Seribu malam pun tak kan mampu menghibur hati yang penuh mara. Karena perpisahan ini menyakitkan ketika aku mulai menjalin rasa.
Bahkan nyanyian surga pun tak mampu membujuk api amarah dalam jiwaku.
Benarkah? Orang mengira jika aku lebay atau sok puitis. Aku sadar bukan Rangga sang pujangga. Aku juga bukan Cinta yang belasan tahun masih memiliki rasa yang sama.

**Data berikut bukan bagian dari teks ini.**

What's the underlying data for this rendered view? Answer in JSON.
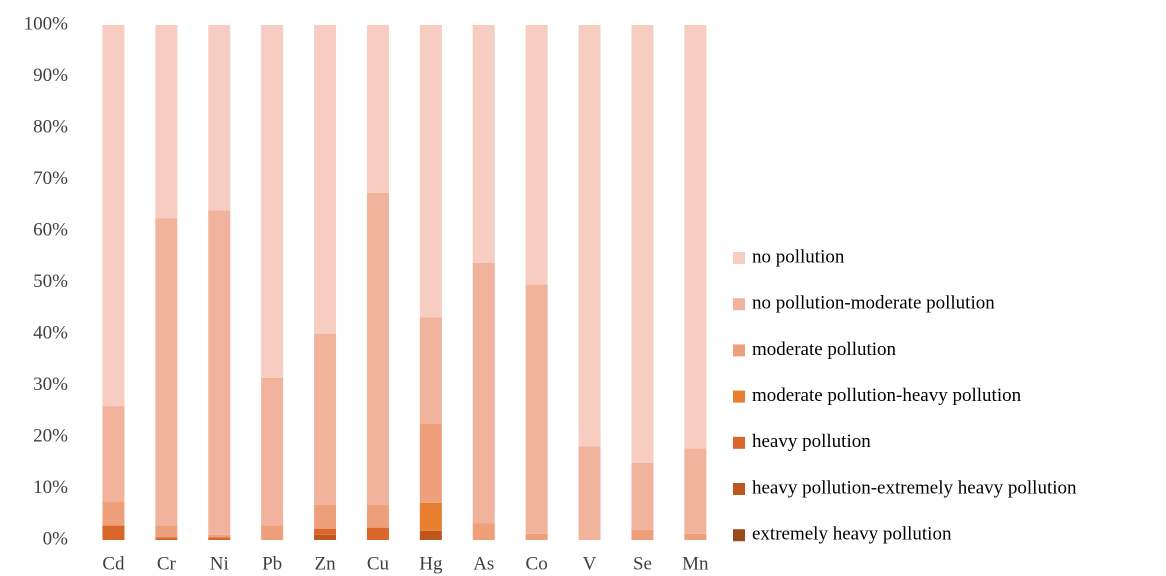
{
  "chart_data": {
    "type": "stacked_bar",
    "categories": [
      "Cd",
      "Cr",
      "Ni",
      "Pb",
      "Zn",
      "Cu",
      "Hg",
      "As",
      "Co",
      "V",
      "Se",
      "Mn"
    ],
    "series": [
      {
        "name": "extremely heavy pollution",
        "color": "#9c4a1a",
        "values": [
          0,
          0,
          0,
          0,
          0,
          0,
          0,
          0,
          0,
          0,
          0,
          0
        ]
      },
      {
        "name": "heavy pollution-extremely heavy pollution",
        "color": "#bf561e",
        "values": [
          0,
          0,
          0,
          0,
          1,
          0,
          1.8,
          0,
          0,
          0,
          0,
          0
        ]
      },
      {
        "name": "heavy pollution",
        "color": "#d9662a",
        "values": [
          2.8,
          0.5,
          0.5,
          0,
          1.2,
          2.4,
          0,
          0,
          0,
          0,
          0,
          0
        ]
      },
      {
        "name": "moderate pollution-heavy pollution",
        "color": "#e87e30",
        "values": [
          0,
          0,
          0,
          0,
          0,
          0,
          5.4,
          0,
          0,
          0,
          0,
          0
        ]
      },
      {
        "name": "moderate pollution",
        "color": "#eea07a",
        "values": [
          4.7,
          2.3,
          0.5,
          2.8,
          4.6,
          4.4,
          15.4,
          3.2,
          1.2,
          0,
          2,
          1.2
        ]
      },
      {
        "name": "no pollution-moderate pollution",
        "color": "#f2b39d",
        "values": [
          18.5,
          59.7,
          63,
          28.7,
          33.2,
          60.6,
          20.6,
          50.6,
          48.4,
          18.2,
          13,
          16.6
        ]
      },
      {
        "name": "no pollution",
        "color": "#f6cdc0",
        "values": [
          74,
          37.5,
          36,
          68.5,
          60,
          32.6,
          56.8,
          46.2,
          50.4,
          81.8,
          85,
          82.2
        ]
      }
    ],
    "ylim": [
      0,
      100
    ],
    "yticks": [
      {
        "value": 0,
        "label": "0%"
      },
      {
        "value": 10,
        "label": "10%"
      },
      {
        "value": 20,
        "label": "20%"
      },
      {
        "value": 30,
        "label": "30%"
      },
      {
        "value": 40,
        "label": "40%"
      },
      {
        "value": 50,
        "label": "50%"
      },
      {
        "value": 60,
        "label": "60%"
      },
      {
        "value": 70,
        "label": "70%"
      },
      {
        "value": 80,
        "label": "80%"
      },
      {
        "value": 90,
        "label": "90%"
      },
      {
        "value": 100,
        "label": "100%"
      }
    ],
    "legend": "right"
  }
}
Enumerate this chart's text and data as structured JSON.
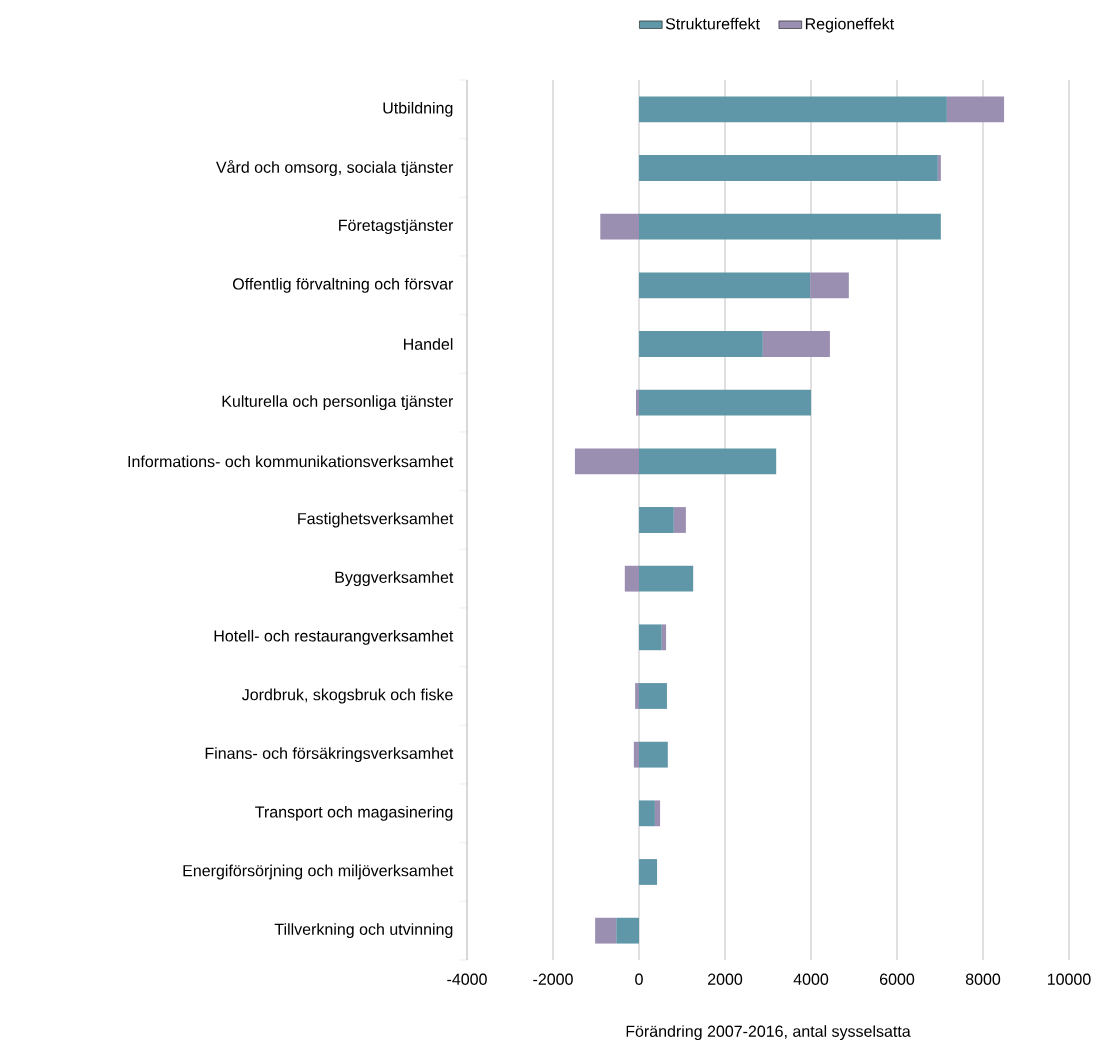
{
  "chart_data": {
    "type": "bar",
    "orientation": "horizontal",
    "stacked": true,
    "categories": [
      "Utbildning",
      "Vård och omsorg, sociala tjänster",
      "Företagstjänster",
      "Offentlig förvaltning och försvar",
      "Handel",
      "Kulturella och personliga tjänster",
      "Informations- och kommunikationsverksamhet",
      "Fastighetsverksamhet",
      "Byggverksamhet",
      "Hotell- och restaurangverksamhet",
      "Jordbruk, skogsbruk och fiske",
      "Finans- och försäkringsverksamhet",
      "Transport och magasinering",
      "Energiförsörjning och miljöverksamhet",
      "Tillverkning och utvinning"
    ],
    "series": [
      {
        "name": "Struktureffekt",
        "color": "#5f97a8",
        "values": [
          7160,
          6950,
          7020,
          3980,
          2880,
          4000,
          3190,
          810,
          1260,
          530,
          650,
          670,
          370,
          420,
          -530
        ]
      },
      {
        "name": "Regioneffekt",
        "color": "#9a8fb0",
        "values": [
          1330,
          70,
          -900,
          900,
          1560,
          -70,
          -1490,
          280,
          -330,
          100,
          -90,
          -120,
          120,
          0,
          -490
        ]
      }
    ],
    "xlim": [
      -4000,
      10000
    ],
    "xticks": [
      -4000,
      -2000,
      0,
      2000,
      4000,
      6000,
      8000,
      10000
    ],
    "xlabel": "Förändring 2007-2016, antal sysselsatta",
    "grid": "x",
    "legend": "top"
  }
}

Hati ini t'lah tertutup. Lalu ada apa dengan diriku? Kenapa hingga aku seperti ini?
Sejak awal aku memulai mengenal dunia. Sejak itu juga kumulai memahami arti hidup. Banyak kisah yang telah aku lewati. Demi mengejar sebuah impian.
Semua kisah itu tak dapat ku lupakan dari memoriku. Tentang perjuangan kehidupan untuk meraih impian itu. Walau banyak rintangan yang harus dihadapi. Namun, bukan itu yang membuatku harus menyerah?
Karna kehidupan ini butuh kerja keras dan pengorbanan yang luar biasa. Maka itu tak ada kata menyerah sebelum mencapai impian yang penuh harapan.
Kenapa harus menangis selama masih bisa tersenyum? Kenapa harus air mata yang keluar saat sedih mulai menyapa?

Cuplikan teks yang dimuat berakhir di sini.